Kaab, of course, has always placed an explicit importance on family and her people. But Tess is no less a product of her own society – her own family, their history, and her home in Riverside. She lives in an established web of friendships, alliances, and sometimes painful old history.
And my new character, Esha – on the surface, she might seem much like Kaab, an exotic, brightly-dressed sword-wielding woman. But when you get to know her a little better, you learn that she is actually very different. Many years older, for one, with a mature woman’s understanding of how her world works. For Esha the sword dance is primarily a meditative devotion; she’ll fight if she has to, but it’s not her first instinct, it’s a last resort. She’s also entirely cut off from her own family – Esha has seen her world burned to the ground, and has rebuilt it. Now she lives and works in the demimonde, the half-world, and the people she’s met there have created a web of community that she relies on. Where Kaab is a wildfire, sometimes running out of control, Esha spins in place, the still center of her world.
All of which makes it all the more fascinating to me when members of one society come up against members of another.

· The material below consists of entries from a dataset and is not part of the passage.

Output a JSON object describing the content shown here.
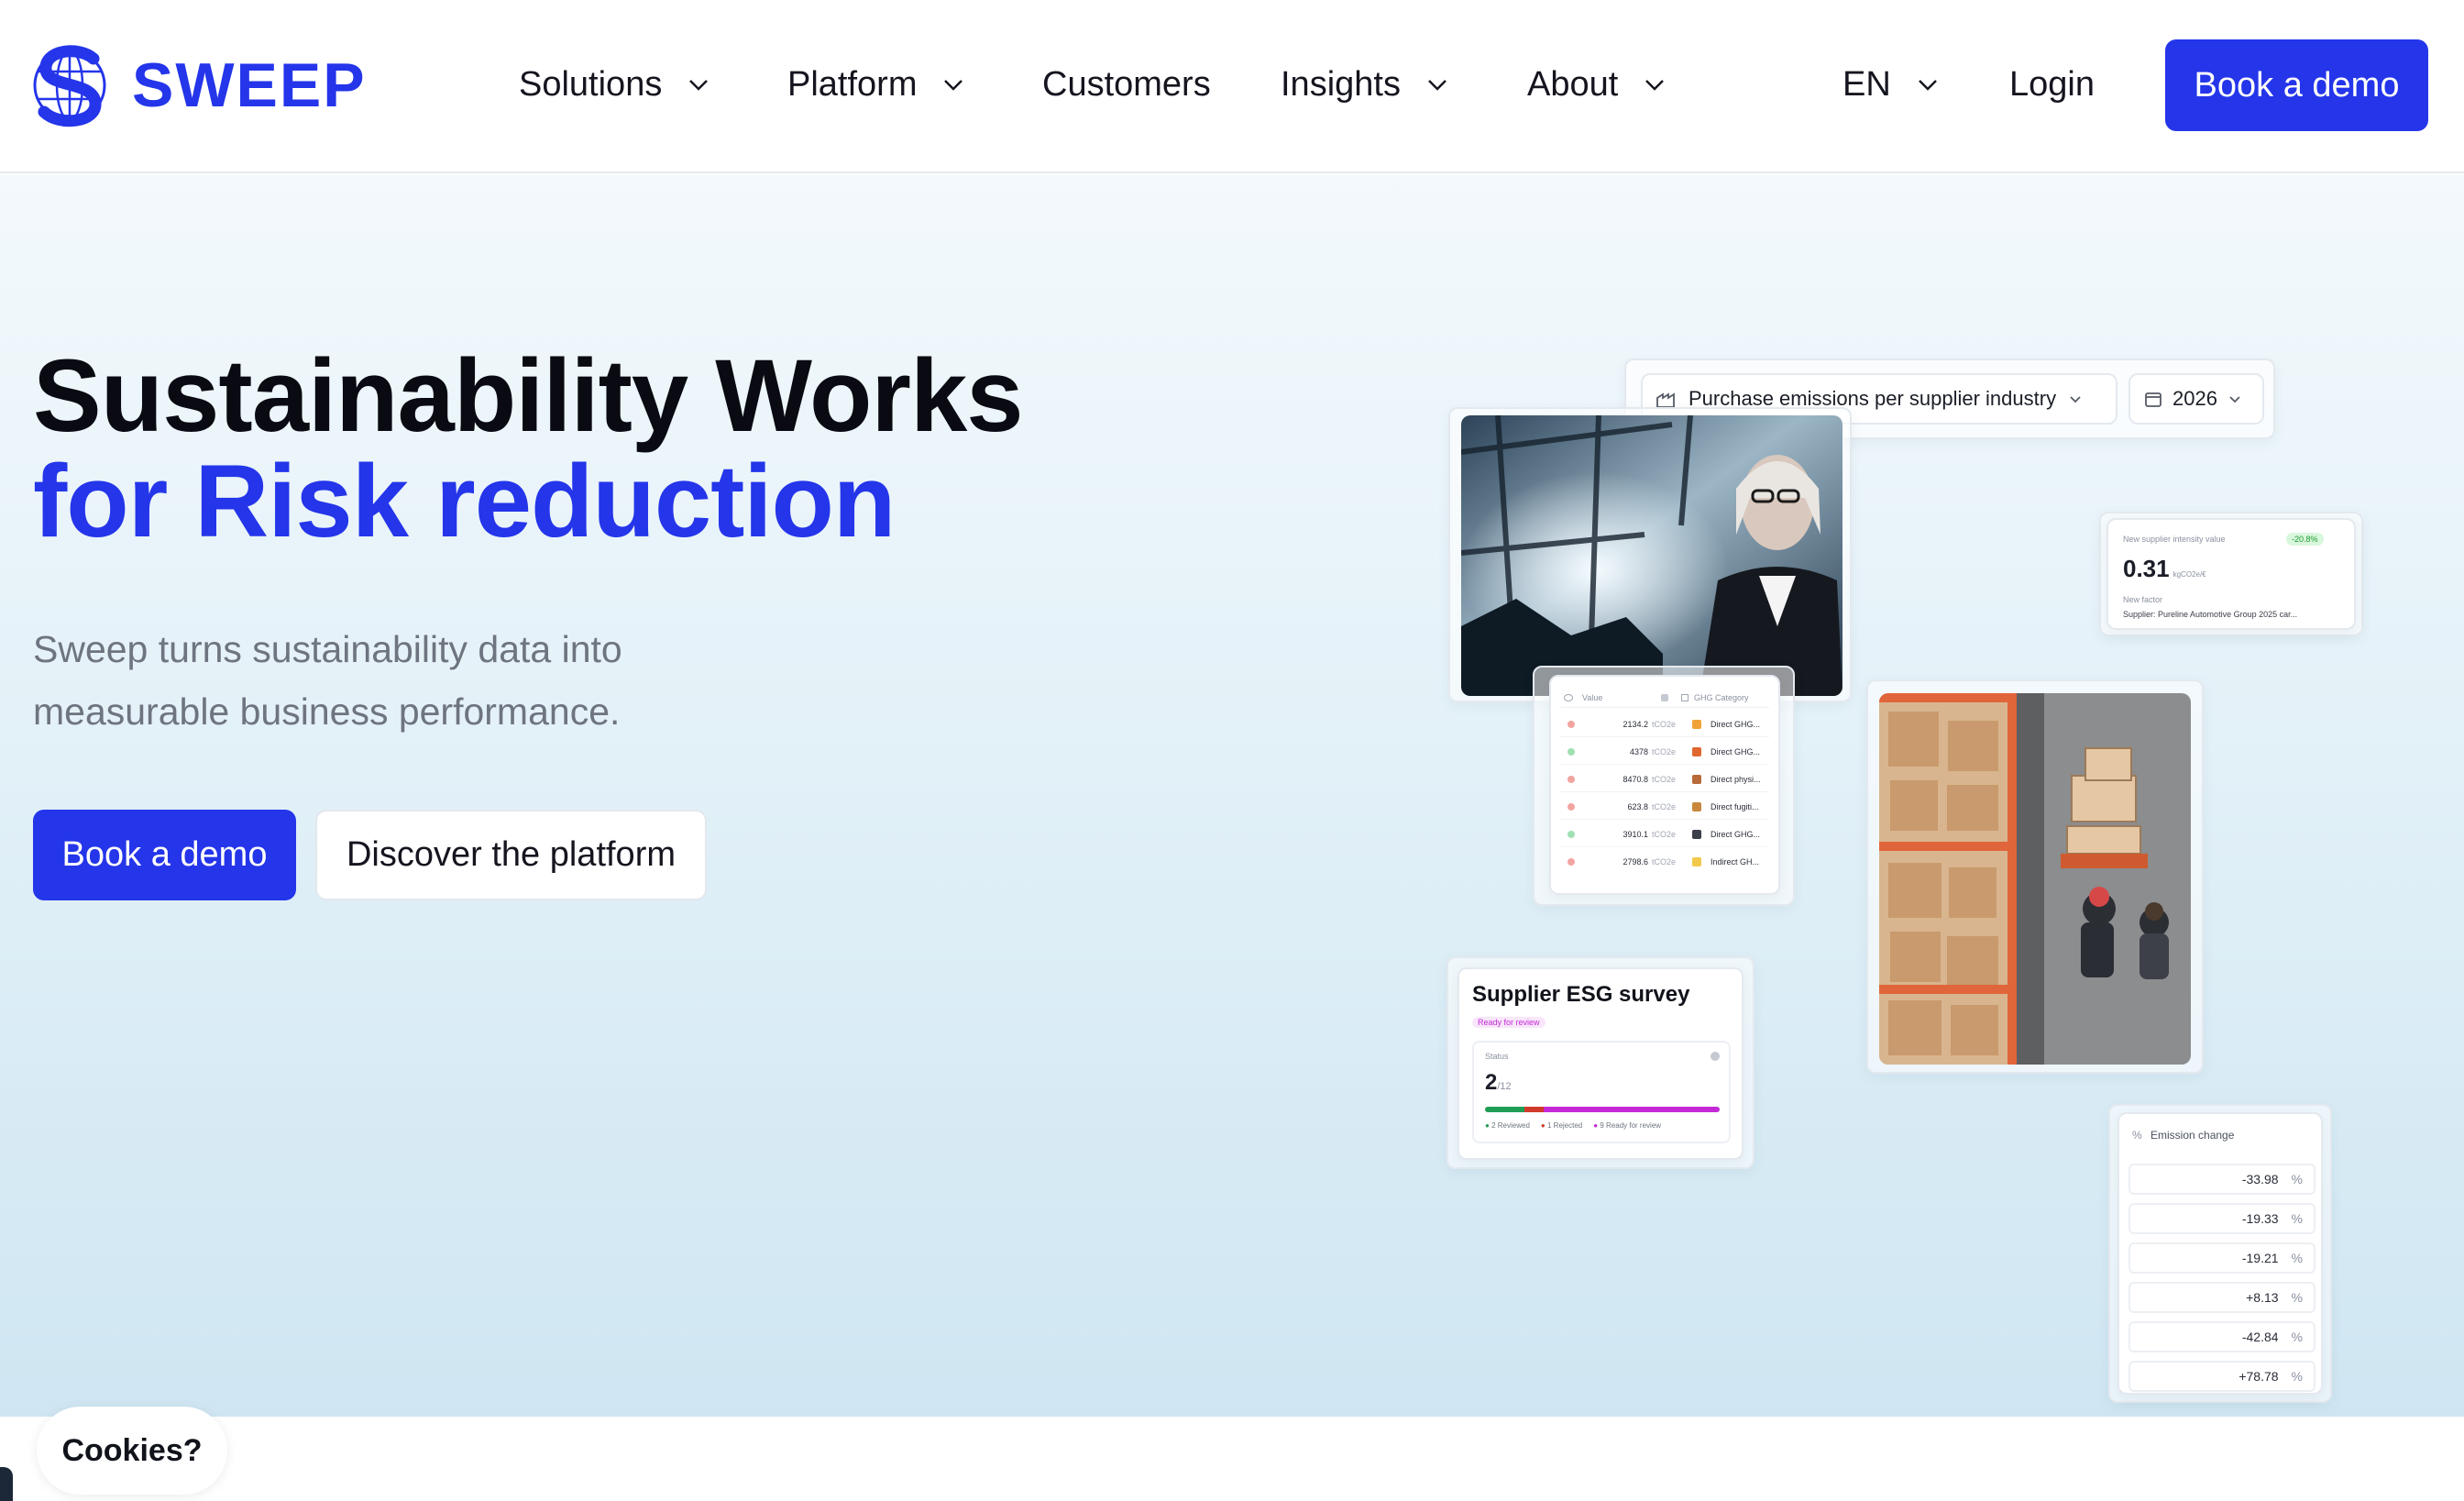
{
  "brand": {
    "name": "SWEEP",
    "accent": "#2435ea"
  },
  "nav": {
    "items": [
      {
        "label": "Solutions",
        "has_dropdown": true
      },
      {
        "label": "Platform",
        "has_dropdown": true
      },
      {
        "label": "Customers",
        "has_dropdown": false
      },
      {
        "label": "Insights",
        "has_dropdown": true
      },
      {
        "label": "About",
        "has_dropdown": true
      }
    ],
    "language": "EN",
    "login": "Login",
    "cta": "Book a demo"
  },
  "hero": {
    "title_line1": "Sustainability Works",
    "title_line2": "for Risk reduction",
    "subtitle": "Sweep turns sustainability data into measurable business performance.",
    "primary_cta": "Book a demo",
    "secondary_cta": "Discover the platform"
  },
  "dashboard": {
    "filter": "Purchase emissions per supplier industry",
    "year": "2026",
    "table": {
      "headers": [
        "Value",
        "GHG Category"
      ],
      "rows": [
        {
          "value": "2134.2",
          "unit": "tCO2e",
          "category": "Direct GHG...",
          "status": "red"
        },
        {
          "value": "4378",
          "unit": "tCO2e",
          "category": "Direct GHG...",
          "status": "green"
        },
        {
          "value": "8470.8",
          "unit": "tCO2e",
          "category": "Direct physi...",
          "status": "red"
        },
        {
          "value": "623.8",
          "unit": "tCO2e",
          "category": "Direct fugiti...",
          "status": "red"
        },
        {
          "value": "3910.1",
          "unit": "tCO2e",
          "category": "Direct GHG...",
          "status": "green"
        },
        {
          "value": "2798.6",
          "unit": "tCO2e",
          "category": "Indirect GH...",
          "status": "red"
        }
      ]
    },
    "intensity": {
      "label": "New supplier intensity value",
      "badge": "-20.8%",
      "value": "0.31",
      "unit": "kgCO2e/€",
      "factor_label": "New factor",
      "factor": "Supplier: Pureline Automotive Group 2025 car..."
    },
    "survey": {
      "title": "Supplier ESG survey",
      "badge": "Ready for review",
      "status_label": "Status",
      "count": "2",
      "total": "/12",
      "legend": [
        {
          "count": "2",
          "label": "Reviewed",
          "color": "#1f9d55"
        },
        {
          "count": "1",
          "label": "Rejected",
          "color": "#d23a2b"
        },
        {
          "count": "9",
          "label": "Ready for review",
          "color": "#c329d6"
        }
      ]
    },
    "emission_change": {
      "title": "Emission change",
      "values": [
        "-33.98",
        "-19.33",
        "-19.21",
        "+8.13",
        "-42.84",
        "+78.78"
      ],
      "unit": "%"
    }
  },
  "cookies": "Cookies?"
}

I’ve always loved first contact stories, and this episode holds a lot of that resonance. People from different worlds come up against each other, and sparks fly – sometimes for the good, sometimes not.
Esha and Diane are both women of power, in their own way, and it seems natural to me that they might recognize and respect that in each other, the ways in which they’ve both had to maneuver for power and respect in communities that don’t easily grant that to many women. Kaab and Tess have their own assumptions, ideas shaped by the different worlds they’ve grown up in, and when those assumptions finally come crashing up against each other – well. And as for Kaab and Diane – we’ll just have to wait and see what happens there.
There are other aspects of this section that I’d love to discuss – my own experience as a mother (and with my own mother) informed my bringing Honora back into the story (though Ellen actually drafted most of that particular scene, since she writes the tension between Honora and Diane so delightfully). My partner is a mathematician, and I’ve spent many years in the company of mathematicians, so it was a sheer delight writing the interaction between Micah and Dr. Goodell.
And Rafe – oh, poor Rafe. I didn’t actually like him all that much in season 1, I admit – I thought he was arrogant and self-centered. But now that he’s had some of that arrogance knocked out of him, now that he’s grown up a little, I just hope he can find some happiness going forward. It’s not going to be easy, though. Despite his connections at the university, his friendships with Micah and Kaab, there’s a way in which Rafe feels very alone to me right now. And Diane would be the first to tell you that alone is a very dangerous place to be.
Look to your community – look to your allies, if you want to survive.